While the project involved many individuals, it was M.D.C. Crawford who connected the realm of the museum to the business of fashion and design. His position as a research fellow at the American Museum of Natural History (AMNH) and journalist at Women’s Wear allowed him access to museum collections as well as a forum to write about emerging styles. Crawford’s colleagues also were engaged in the process, and AMNH curator Charles W. Mead in 1917 published Peruvian Art: A Help for Students of Design.[1] This small publication took a selection of isolated motifs from pre-Columbian textiles and pottery vessels and rendered them as black and white line drawings to reveal their potential for pattern design. It was a great pleasure to discover that page eight of Mead’s book has the elaborately-crowned bird found on Cooper Hewitt’s printed velvet.
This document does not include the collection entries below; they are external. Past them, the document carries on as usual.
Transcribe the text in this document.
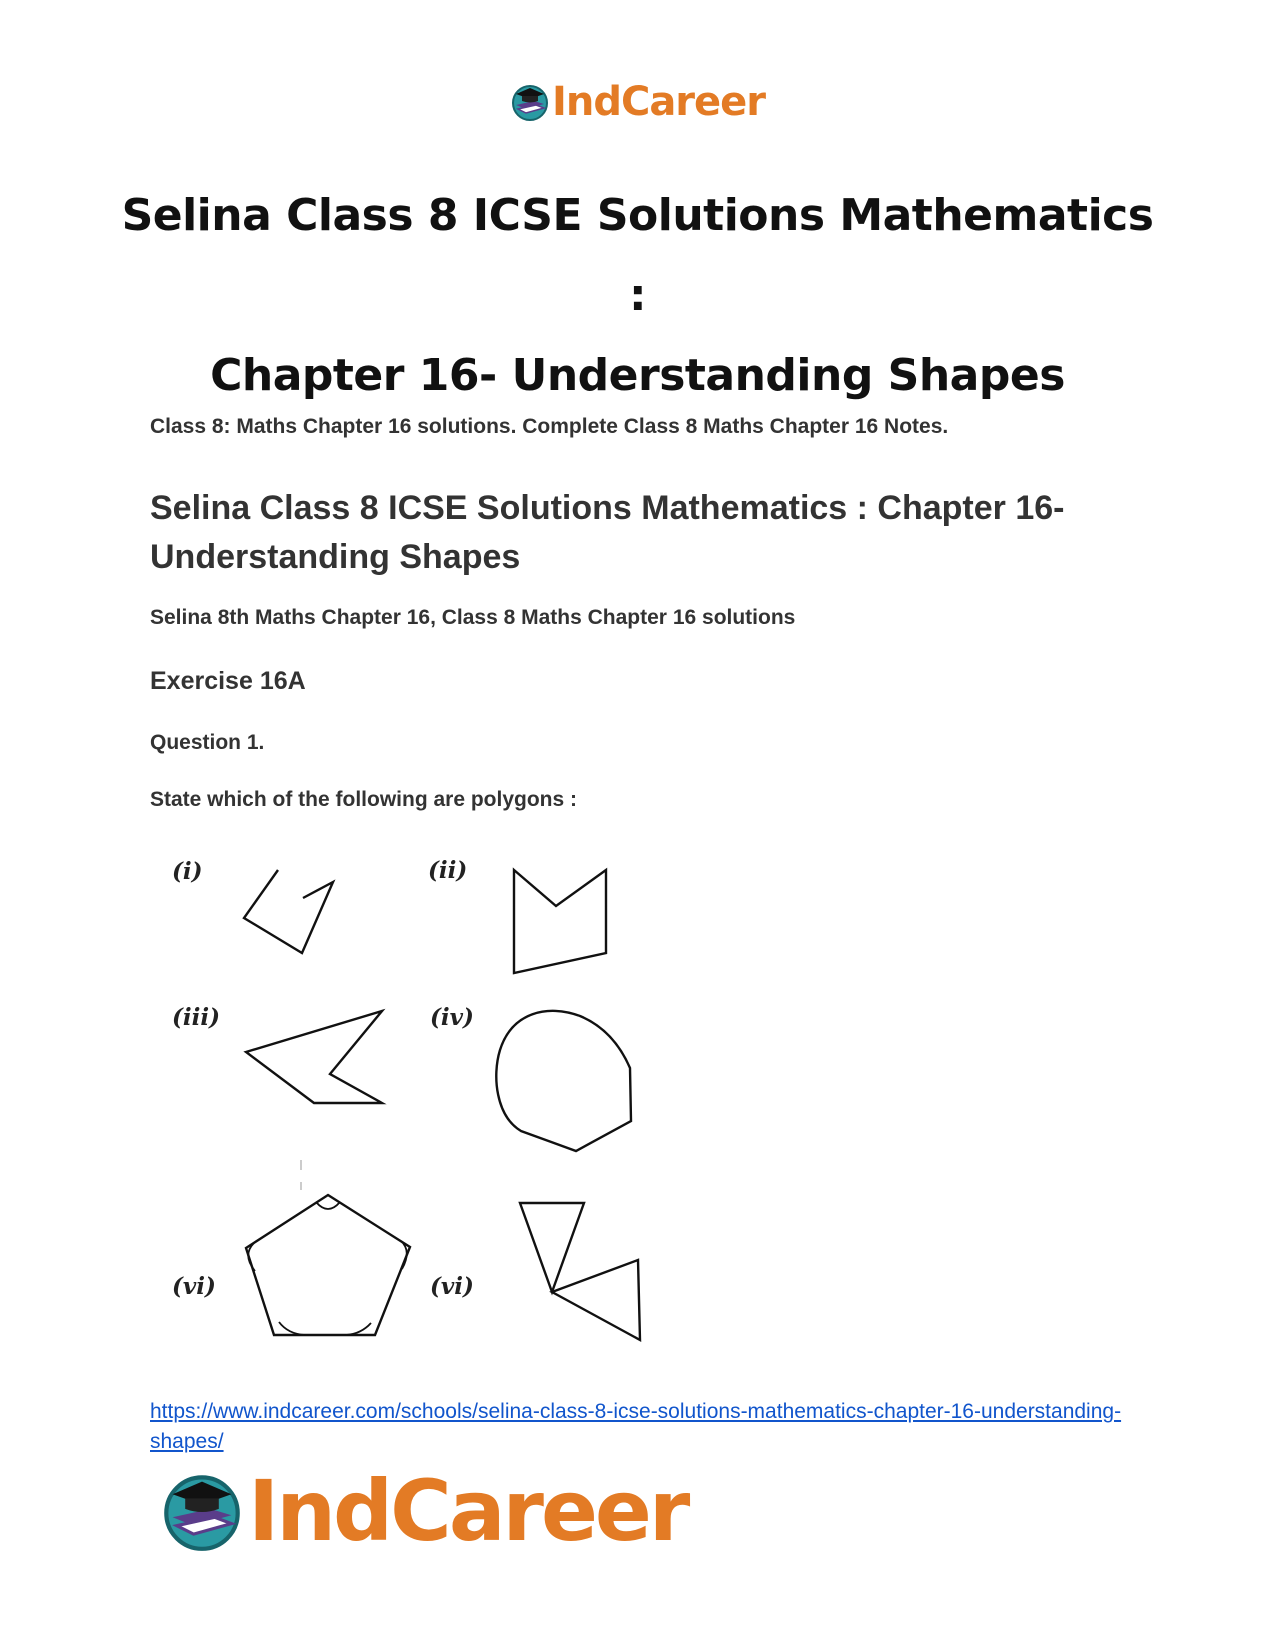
IndCareer
Selina Class 8 ICSE Solutions Mathematics :
Chapter 16- Understanding Shapes

Class 8: Maths Chapter 16 solutions. Complete Class 8 Maths Chapter 16 Notes.

Selina Class 8 ICSE Solutions Mathematics : Chapter 16- Understanding Shapes

Selina 8th Maths Chapter 16, Class 8 Maths Chapter 16 solutions

Exercise 16A

Question 1.

State which of the following are polygons :

(i)	(ii)
(iii)	(iv)
(vi)	(vi)
https://www.indcareer.com/schools/selina-class-8-icse-solutions-mathematics-chapter-16-understanding-shapes/
IndCareer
Further research of Women’s Wear revealed that the second bird with a stepped beak was an accompanying illustration for Crawford’s article of August 28, 1916 entitled “Birds on Peruvian Ribbon.”[2] While Crawford likely enlisted the services of several artists to help illustrate his design concepts for Women’s Wear, it was the textile designer Ruth Reeves who summed up her responsibilities as an illustrator for Fairchild Publications during this period: “Our job was to design full, or half-page, layouts of as faithful renderings of selected museum documents as was possible in black and white for line-cut newspaper reproduction. These were to be accompanied by research editorials by Mr. Crawford.” [3] Attributing this textile to Reeves is highly improbable given the design’s lack the sophistication, but it does seem likely that the panels are a product of AMNH’s design program. Flat stamps or cylinder stamps could have been used to apply pigment to the velvet, and the exercise certainly would have exposed students to the challenge of designing pattern repeats for textiles.

M.D.C. Crawford,

M.D.C. Crawford, “Birds on Peruvian Ribbon,” Women’s Wear, August 28, 1916, page 17.

Kimberly Randall is Collections Manager for the Textiles Department at Cooper Hewitt, Smithsonian Design Museum.

[1] Mead, Charles W. “Peruvian Art: A Help for Students of Design.” Guide leaflet, no. 46. New York: American Museum of Natural History, 1917.
[2] Crawford, Morris de Camp, “Birds of Peruvian Ribbon,” Women’s Wear, August 28, 1916, p. 17.
[3] Cited by Jeanne Klitgaard in “Ruth Reeves, American Textile Designer,” Thesis, University of Wisconsin–Madison, 1979, p. 12.

2 thoughts on “Peruvian Birds Discovered in New York

Touching look into creative use of other cultural selected items in Americn Textile Development, that uses some most interesting use of how to first design/draw a idea, print and then weave a subject matter into a warp??? Becoming a tapestry, -carpet-rug???? Reviewer presents this quote: Flat stamp or cylinder stamp could have been used to apply pigment to the velvet…”
An emerging textile artist, looks to find ways to select and or make a stamp from a subject -nature, animal, symbol-what medium works on a piece of fabric-design on paper-then the tough step-creating the textile on a chosen fabric-or weaving???
I am a very beginning textile artist-no art background but of my own development over the years has eased my limits to try and create my own textile-fabric… Most interesting article… Thanks! atk

I just left a phone message for Kimberly Randall re some extraordinary
Embroideries,perhaps from Persia, perhaps from India, plus an embroidered robe, at least 100 years old, heirlooms from my husband’s missionary grandfather’s years in Persia, and his fathers ‘s years I India.